I know it's easier to criticize than to write up a helpful article. I do applaud the blogger for taking the time to write about this, but can only recommend not using words like lifetime value to describe something else entirely.
Re Lifetime: Good point, this is value (or more precisely, revenue) to date.
Re Value: The post outlines the first step in deriving "true" value. The intent is to allow you to take the ltv as described & subtract the appropriate costs to find a net gain or loss.
Sorry for not being as thorough as I should have, I'll try to get an amendment from Paul.
An NPV of $20 means you create $20 in value by acquiring a customer. That's what you were trying to say with "true" value / net gain or loss - but there's no such thing as "true" value - you're either working with value or you're not.
Note that revenue to date did not figure into any of the above - we're concerned with the future here, so the past is only useful in as much as it helps you with forecasting.
The wikipedia page on CLV is surprisingly good, have a look.
One thing I like to tack onto the setup described is a survival analysis.

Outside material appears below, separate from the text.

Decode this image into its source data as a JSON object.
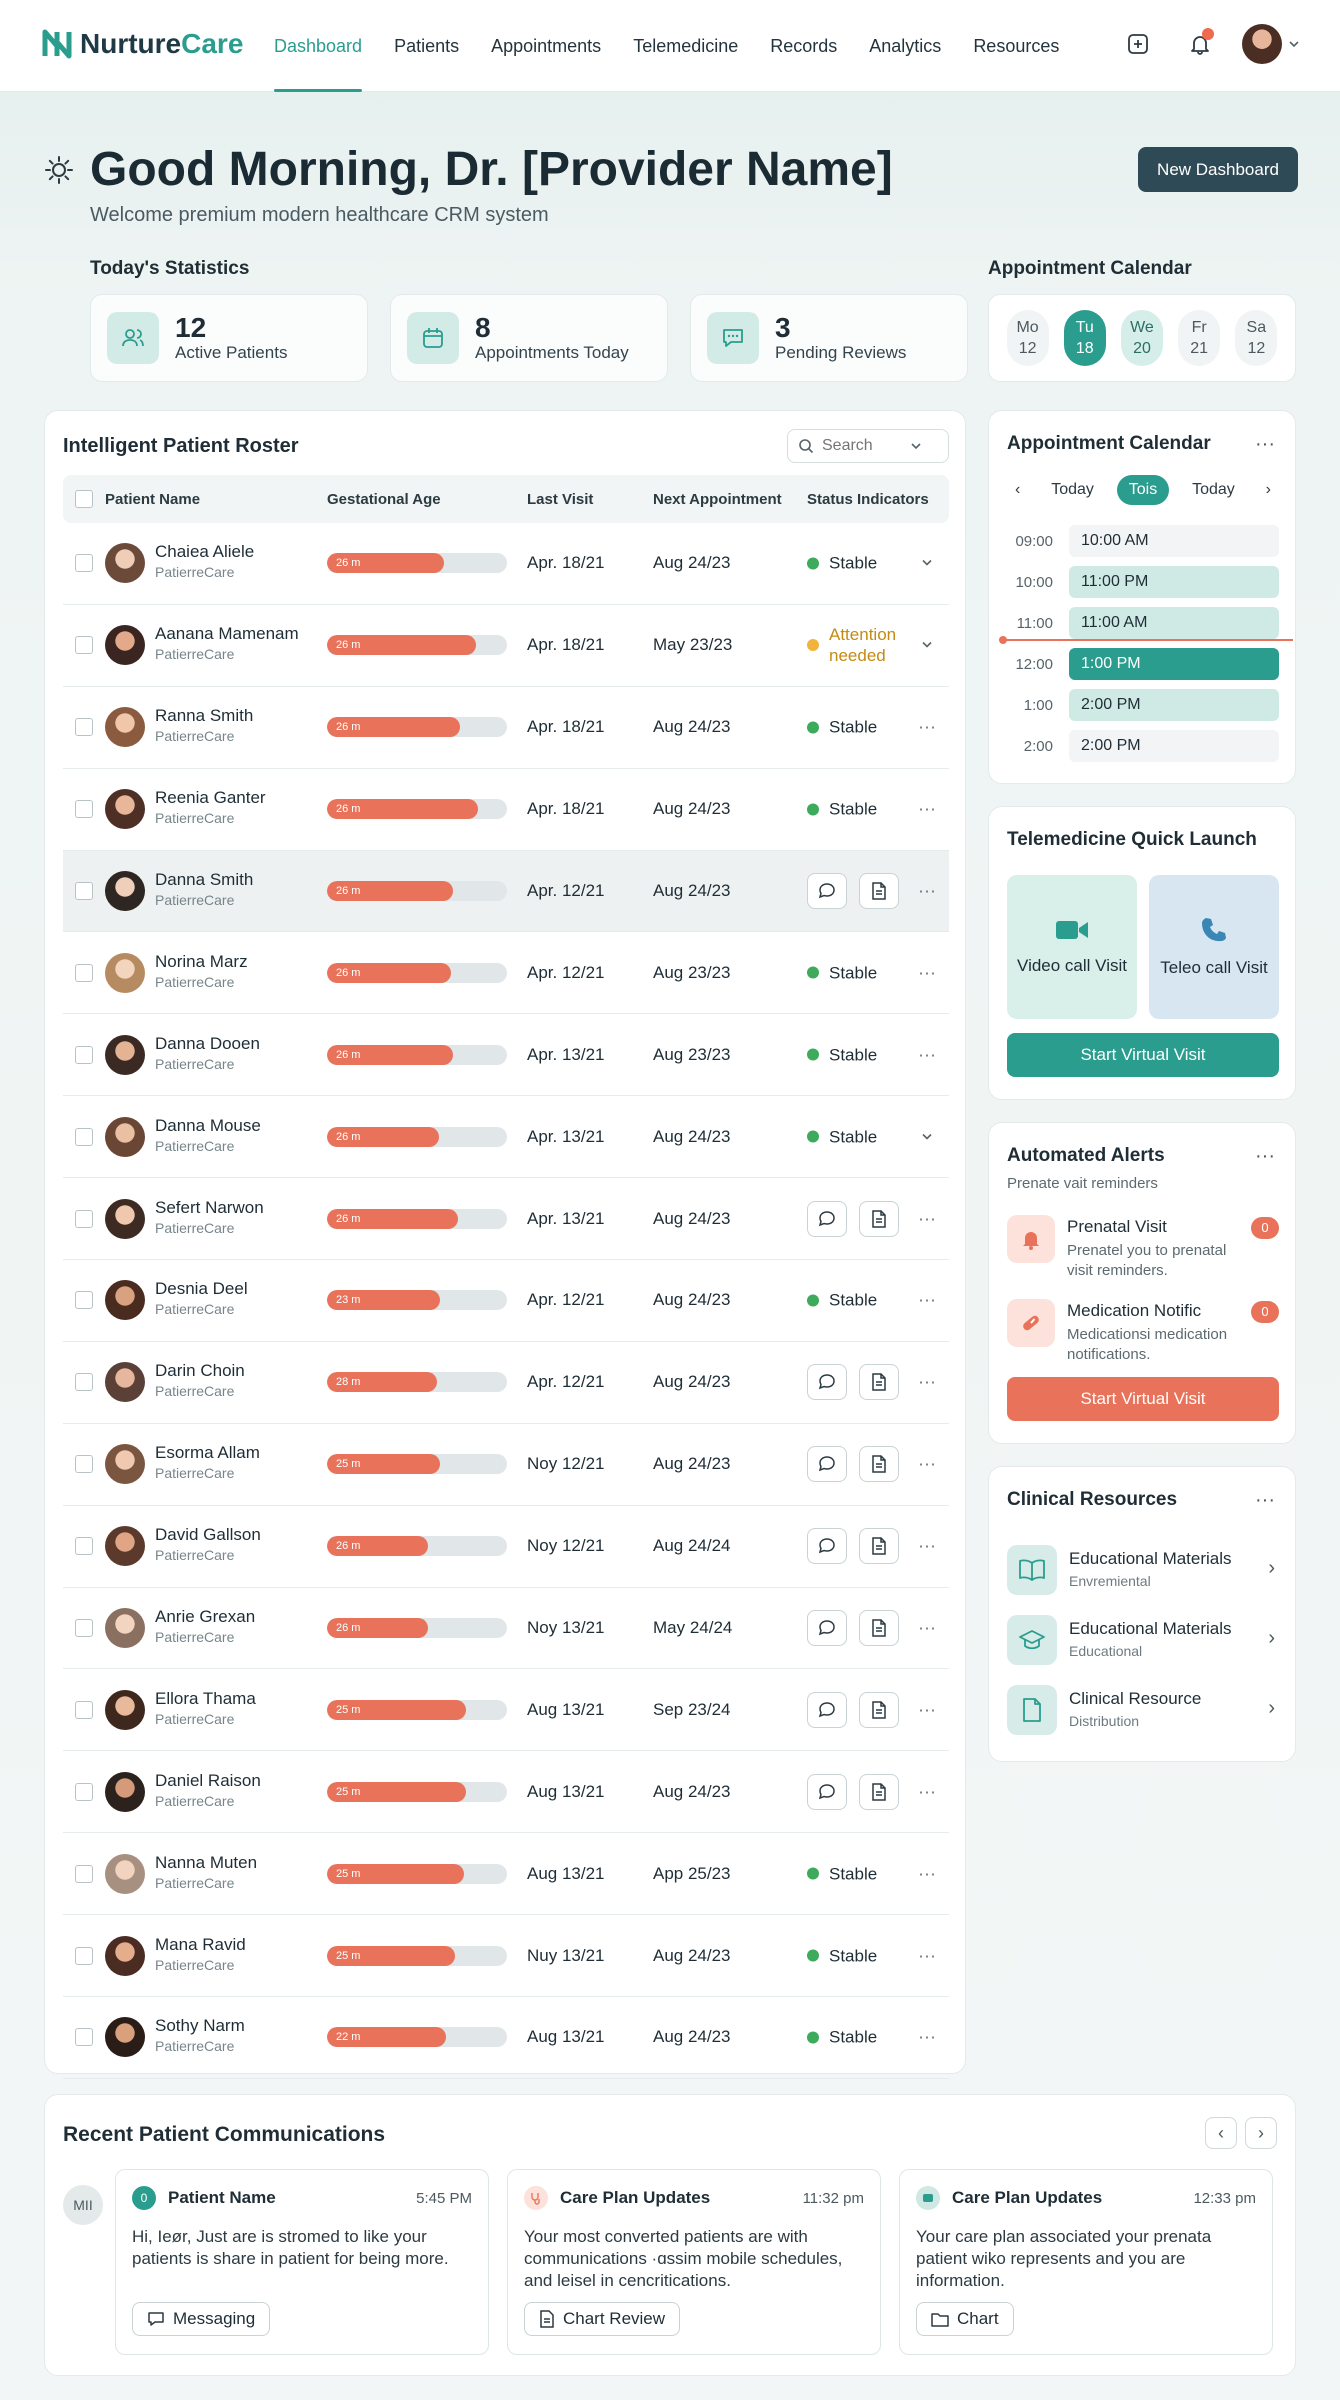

I've done it mostly in SAS due to my clients, but it's just as easy (and free) in R. Essentially I'm using survival analysis to see what signs indicate someone who is likely to leave/downgrade/upgrade.
Can't really go into details, but essentially I was checking on: minutes played / # of friends who played the same games / freq of games purchased / freq of in-game purchases / purchase method (online vs. in-store giftcard) / plus a lot more. This was in order to predict likelihood of renewing at the next subscription term. Ostensibly this was to intervene and make an offer to retain a customer or squeeze more out of them. Can't say for sure what ultimately happened with the analysis and tools I delivered: I do know it helped someone score a new job.
I can't offer any of the original code (but I could write up some of the basic structure if there's some interest).